I always wonder how long an editor or agent takes before he or she decides "No way, this isn't for us," or "I love it!" For me it may actually be longer than the 10 second rule of childhood (if it's on the floor no longer than 10 seconds it's safe to consume), but it's close. Recently after finishing and distributing my monthly newsletter (and writing the accompanying reviews), as well as reading through a few old Ngaio Marshes, I decided it was time to apply the 10 second rule to my own pile of new reading candidates.
I had four choices, and I'll probably read all of them eventually, but it was a question of which one I wanted to read on a cold, blustery, January day.
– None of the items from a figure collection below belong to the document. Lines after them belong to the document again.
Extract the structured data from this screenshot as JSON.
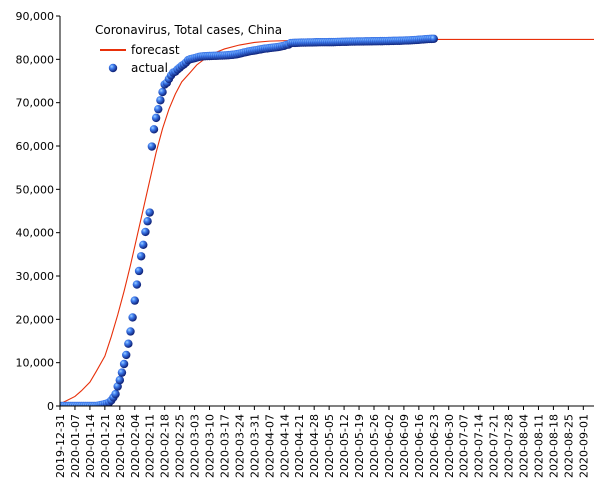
{
  "chart_data": {
    "type": "line",
    "title": "Coronavirus, Total cases, China",
    "xlabel": "",
    "ylabel": "",
    "ylim": [
      0,
      90000
    ],
    "xlim": [
      "2019-12-31",
      "2020-09-06"
    ],
    "grid": false,
    "legend_position": "top-left",
    "y_ticks": [
      "0",
      "10,000",
      "20,000",
      "30,000",
      "40,000",
      "50,000",
      "60,000",
      "70,000",
      "80,000",
      "90,000"
    ],
    "x_ticks": [
      "2019-12-31",
      "2020-01-07",
      "2020-01-14",
      "2020-01-21",
      "2020-01-28",
      "2020-02-04",
      "2020-02-11",
      "2020-02-18",
      "2020-02-25",
      "2020-03-03",
      "2020-03-10",
      "2020-03-17",
      "2020-03-24",
      "2020-03-31",
      "2020-04-07",
      "2020-04-14",
      "2020-04-21",
      "2020-04-28",
      "2020-05-05",
      "2020-05-12",
      "2020-05-19",
      "2020-05-26",
      "2020-06-02",
      "2020-06-09",
      "2020-06-16",
      "2020-06-23",
      "2020-06-30",
      "2020-07-07",
      "2020-07-14",
      "2020-07-21",
      "2020-07-28",
      "2020-08-04",
      "2020-08-11",
      "2020-08-18",
      "2020-08-25",
      "2020-09-01"
    ],
    "series": [
      {
        "name": "forecast",
        "color": "#e8300a",
        "style": "line",
        "points": [
          [
            "2019-12-31",
            500
          ],
          [
            "2020-01-03",
            1200
          ],
          [
            "2020-01-07",
            2200
          ],
          [
            "2020-01-10",
            3500
          ],
          [
            "2020-01-14",
            5500
          ],
          [
            "2020-01-17",
            8000
          ],
          [
            "2020-01-21",
            11500
          ],
          [
            "2020-01-24",
            16000
          ],
          [
            "2020-01-27",
            21000
          ],
          [
            "2020-01-30",
            26500
          ],
          [
            "2020-02-02",
            32500
          ],
          [
            "2020-02-05",
            39000
          ],
          [
            "2020-02-08",
            45500
          ],
          [
            "2020-02-11",
            52000
          ],
          [
            "2020-02-14",
            58500
          ],
          [
            "2020-02-17",
            64000
          ],
          [
            "2020-02-20",
            68500
          ],
          [
            "2020-02-23",
            72000
          ],
          [
            "2020-02-26",
            74800
          ],
          [
            "2020-03-01",
            77000
          ],
          [
            "2020-03-04",
            78700
          ],
          [
            "2020-03-08",
            80200
          ],
          [
            "2020-03-12",
            81400
          ],
          [
            "2020-03-17",
            82400
          ],
          [
            "2020-03-24",
            83300
          ],
          [
            "2020-03-31",
            83900
          ],
          [
            "2020-04-07",
            84200
          ],
          [
            "2020-04-21",
            84400
          ],
          [
            "2020-05-05",
            84500
          ],
          [
            "2020-06-02",
            84600
          ],
          [
            "2020-07-07",
            84600
          ],
          [
            "2020-08-11",
            84600
          ],
          [
            "2020-09-06",
            84600
          ]
        ]
      },
      {
        "name": "actual",
        "color": "#1a3fbf",
        "style": "markers",
        "points": [
          [
            "2019-12-31",
            0
          ],
          [
            "2020-01-01",
            0
          ],
          [
            "2020-01-02",
            0
          ],
          [
            "2020-01-03",
            0
          ],
          [
            "2020-01-04",
            0
          ],
          [
            "2020-01-05",
            0
          ],
          [
            "2020-01-06",
            0
          ],
          [
            "2020-01-07",
            0
          ],
          [
            "2020-01-08",
            0
          ],
          [
            "2020-01-09",
            0
          ],
          [
            "2020-01-10",
            0
          ],
          [
            "2020-01-11",
            0
          ],
          [
            "2020-01-12",
            0
          ],
          [
            "2020-01-13",
            0
          ],
          [
            "2020-01-14",
            0
          ],
          [
            "2020-01-15",
            0
          ],
          [
            "2020-01-16",
            0
          ],
          [
            "2020-01-17",
            0
          ],
          [
            "2020-01-18",
            100
          ],
          [
            "2020-01-19",
            200
          ],
          [
            "2020-01-20",
            300
          ],
          [
            "2020-01-21",
            440
          ],
          [
            "2020-01-22",
            570
          ],
          [
            "2020-01-23",
            830
          ],
          [
            "2020-01-24",
            1290
          ],
          [
            "2020-01-25",
            1980
          ],
          [
            "2020-01-26",
            2740
          ],
          [
            "2020-01-27",
            4500
          ],
          [
            "2020-01-28",
            5970
          ],
          [
            "2020-01-29",
            7700
          ],
          [
            "2020-01-30",
            9690
          ],
          [
            "2020-01-31",
            11790
          ],
          [
            "2020-02-01",
            14380
          ],
          [
            "2020-02-02",
            17200
          ],
          [
            "2020-02-03",
            20440
          ],
          [
            "2020-02-04",
            24320
          ],
          [
            "2020-02-05",
            28020
          ],
          [
            "2020-02-06",
            31160
          ],
          [
            "2020-02-07",
            34550
          ],
          [
            "2020-02-08",
            37200
          ],
          [
            "2020-02-09",
            40170
          ],
          [
            "2020-02-10",
            42640
          ],
          [
            "2020-02-11",
            44650
          ],
          [
            "2020-02-12",
            59880
          ],
          [
            "2020-02-13",
            63850
          ],
          [
            "2020-02-14",
            66490
          ],
          [
            "2020-02-15",
            68500
          ],
          [
            "2020-02-16",
            70550
          ],
          [
            "2020-02-17",
            72440
          ],
          [
            "2020-02-18",
            74190
          ],
          [
            "2020-02-19",
            74580
          ],
          [
            "2020-02-20",
            75470
          ],
          [
            "2020-02-21",
            76290
          ],
          [
            "2020-02-22",
            76940
          ],
          [
            "2020-02-23",
            77150
          ],
          [
            "2020-02-24",
            77660
          ],
          [
            "2020-02-25",
            78060
          ],
          [
            "2020-02-26",
            78500
          ],
          [
            "2020-02-27",
            78820
          ],
          [
            "2020-02-28",
            79250
          ],
          [
            "2020-02-29",
            79820
          ],
          [
            "2020-03-01",
            80030
          ],
          [
            "2020-03-02",
            80150
          ],
          [
            "2020-03-03",
            80270
          ],
          [
            "2020-03-04",
            80410
          ],
          [
            "2020-03-05",
            80550
          ],
          [
            "2020-03-06",
            80650
          ],
          [
            "2020-03-07",
            80700
          ],
          [
            "2020-03-08",
            80730
          ],
          [
            "2020-03-09",
            80750
          ],
          [
            "2020-03-10",
            80770
          ],
          [
            "2020-03-11",
            80790
          ],
          [
            "2020-03-12",
            80810
          ],
          [
            "2020-03-13",
            80820
          ],
          [
            "2020-03-14",
            80840
          ],
          [
            "2020-03-15",
            80860
          ],
          [
            "2020-03-16",
            80880
          ],
          [
            "2020-03-17",
            80900
          ],
          [
            "2020-03-18",
            80930
          ],
          [
            "2020-03-19",
            80970
          ],
          [
            "2020-03-20",
            81010
          ],
          [
            "2020-03-21",
            81060
          ],
          [
            "2020-03-22",
            81120
          ],
          [
            "2020-03-23",
            81200
          ],
          [
            "2020-03-24",
            81310
          ],
          [
            "2020-03-25",
            81420
          ],
          [
            "2020-03-26",
            81560
          ],
          [
            "2020-03-27",
            81650
          ],
          [
            "2020-03-28",
            81780
          ],
          [
            "2020-03-29",
            81890
          ],
          [
            "2020-03-30",
            81970
          ],
          [
            "2020-03-31",
            82040
          ],
          [
            "2020-04-01",
            82120
          ],
          [
            "2020-04-02",
            82220
          ],
          [
            "2020-04-03",
            82300
          ],
          [
            "2020-04-04",
            82410
          ],
          [
            "2020-04-05",
            82480
          ],
          [
            "2020-04-06",
            82520
          ],
          [
            "2020-04-07",
            82600
          ],
          [
            "2020-04-08",
            82660
          ],
          [
            "2020-04-09",
            82710
          ],
          [
            "2020-04-10",
            82770
          ],
          [
            "2020-04-11",
            82830
          ],
          [
            "2020-04-12",
            82930
          ],
          [
            "2020-04-13",
            83040
          ],
          [
            "2020-04-14",
            83130
          ],
          [
            "2020-04-15",
            83350
          ],
          [
            "2020-04-16",
            83400
          ],
          [
            "2020-04-17",
            83760
          ],
          [
            "2020-04-18",
            83780
          ],
          [
            "2020-04-19",
            83800
          ],
          [
            "2020-04-20",
            83820
          ],
          [
            "2020-04-21",
            83850
          ],
          [
            "2020-04-22",
            83860
          ],
          [
            "2020-04-23",
            83870
          ],
          [
            "2020-04-24",
            83880
          ],
          [
            "2020-04-25",
            83890
          ],
          [
            "2020-04-26",
            83900
          ],
          [
            "2020-04-27",
            83910
          ],
          [
            "2020-04-28",
            83920
          ],
          [
            "2020-04-29",
            83940
          ],
          [
            "2020-04-30",
            83950
          ],
          [
            "2020-05-01",
            83960
          ],
          [
            "2020-05-02",
            83960
          ],
          [
            "2020-05-03",
            83960
          ],
          [
            "2020-05-04",
            83960
          ],
          [
            "2020-05-05",
            83970
          ],
          [
            "2020-05-06",
            83970
          ],
          [
            "2020-05-07",
            83970
          ],
          [
            "2020-05-08",
            83990
          ],
          [
            "2020-05-09",
            84010
          ],
          [
            "2020-05-10",
            84020
          ],
          [
            "2020-05-11",
            84040
          ],
          [
            "2020-05-12",
            84050
          ],
          [
            "2020-05-13",
            84060
          ],
          [
            "2020-05-14",
            84080
          ],
          [
            "2020-05-15",
            84090
          ],
          [
            "2020-05-16",
            84100
          ],
          [
            "2020-05-17",
            84100
          ],
          [
            "2020-05-18",
            84120
          ],
          [
            "2020-05-19",
            84120
          ],
          [
            "2020-05-20",
            84130
          ],
          [
            "2020-05-21",
            84140
          ],
          [
            "2020-05-22",
            84150
          ],
          [
            "2020-05-23",
            84150
          ],
          [
            "2020-05-24",
            84160
          ],
          [
            "2020-05-25",
            84170
          ],
          [
            "2020-05-26",
            84180
          ],
          [
            "2020-05-27",
            84180
          ],
          [
            "2020-05-28",
            84190
          ],
          [
            "2020-05-29",
            84200
          ],
          [
            "2020-05-30",
            84200
          ],
          [
            "2020-05-31",
            84210
          ],
          [
            "2020-06-01",
            84220
          ],
          [
            "2020-06-02",
            84230
          ],
          [
            "2020-06-03",
            84240
          ],
          [
            "2020-06-04",
            84260
          ],
          [
            "2020-06-05",
            84270
          ],
          [
            "2020-06-06",
            84280
          ],
          [
            "2020-06-07",
            84290
          ],
          [
            "2020-06-08",
            84300
          ],
          [
            "2020-06-09",
            84330
          ],
          [
            "2020-06-10",
            84350
          ],
          [
            "2020-06-11",
            84370
          ],
          [
            "2020-06-12",
            84400
          ],
          [
            "2020-06-13",
            84420
          ],
          [
            "2020-06-14",
            84450
          ],
          [
            "2020-06-15",
            84480
          ],
          [
            "2020-06-16",
            84520
          ],
          [
            "2020-06-17",
            84560
          ],
          [
            "2020-06-18",
            84600
          ],
          [
            "2020-06-19",
            84640
          ],
          [
            "2020-06-20",
            84680
          ],
          [
            "2020-06-21",
            84700
          ],
          [
            "2020-06-22",
            84720
          ],
          [
            "2020-06-23",
            84740
          ]
        ]
      }
    ]
  }
}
For me 10 seconds is actually the time it takes to read a page or two, though I may read more pages of a Michael Connelly book than a Val McDermid one (his sentences are much shorter!)
Here were my choices: Roanoke by Margaret Lawrence. I absolutely loved Margaret Lawrence's Revolutionary War series, the one beginning with the amazing Hearts and Bones, but sadly those are long gone, and anyway I've read them all. Happily, she'll have a new book out in June titled Roanoke, set during the later years of Queen Elizabeth I, taking place both in England and the nascent America. Here's the first sentence: "The last day of Shrovetide, a damp February in the year 1585, great Elizabeth's twenty-seventh year upon the throne." That's pretty historical, does a nice job of fixing the time period. What I like so much about Lawrence shows up a bit later, in her description of the street: "A delirium of smells - roast goose, Shrove buns, early flowers brought in from the country, cinnamon and cloves in the spice merchants' barrels." Nice, evocative, even lovely. Next!
Off our bargain cart, an ARC of Frederic Lindsay's My Life as a Man. I know nothing about Lindsay except his name, and that he's Scottish. Here goes: "The day my wife died, 15 February 2003, turned out to be an exceptional day of winter sunshine." As first sentences go, that's pretty top drawer. Hard to pass up, and the next two pages were interesting too. Next!
Michael Connelly's The Brass Verdict has been winking at me for awhile now, and sales have slowed enough that I can take a copy out of the front window to read. Connelly's opener is hard to beat: "Everybody lies. Cops lie. Lawyers lie. Witnesses lie. The victims lie. A trial is a contest of lies." Connelly is a master, no two ways about it. It's hard if not impossible to put down one of his books - when my children were small I drove them around so they would fall asleep and I could finish The Poet. Next!
To me Val McDermid is absolutely one of the finest writers alive - she has everything: prose, characters, plots, setting. She's brilliant. Here we go, from her latest novel, A Darker Domain: "The voice is soft, like the darkness that encloses them. 'You ready?' 'As ready as I'll ever be.' " That's right up there with Connelly.
I made my choice and am happily reading (almost finished, in fact), and am wondering which one you would choose? And does an editor or an agent take any longer than that to make up his or her mind? I'm still wondering.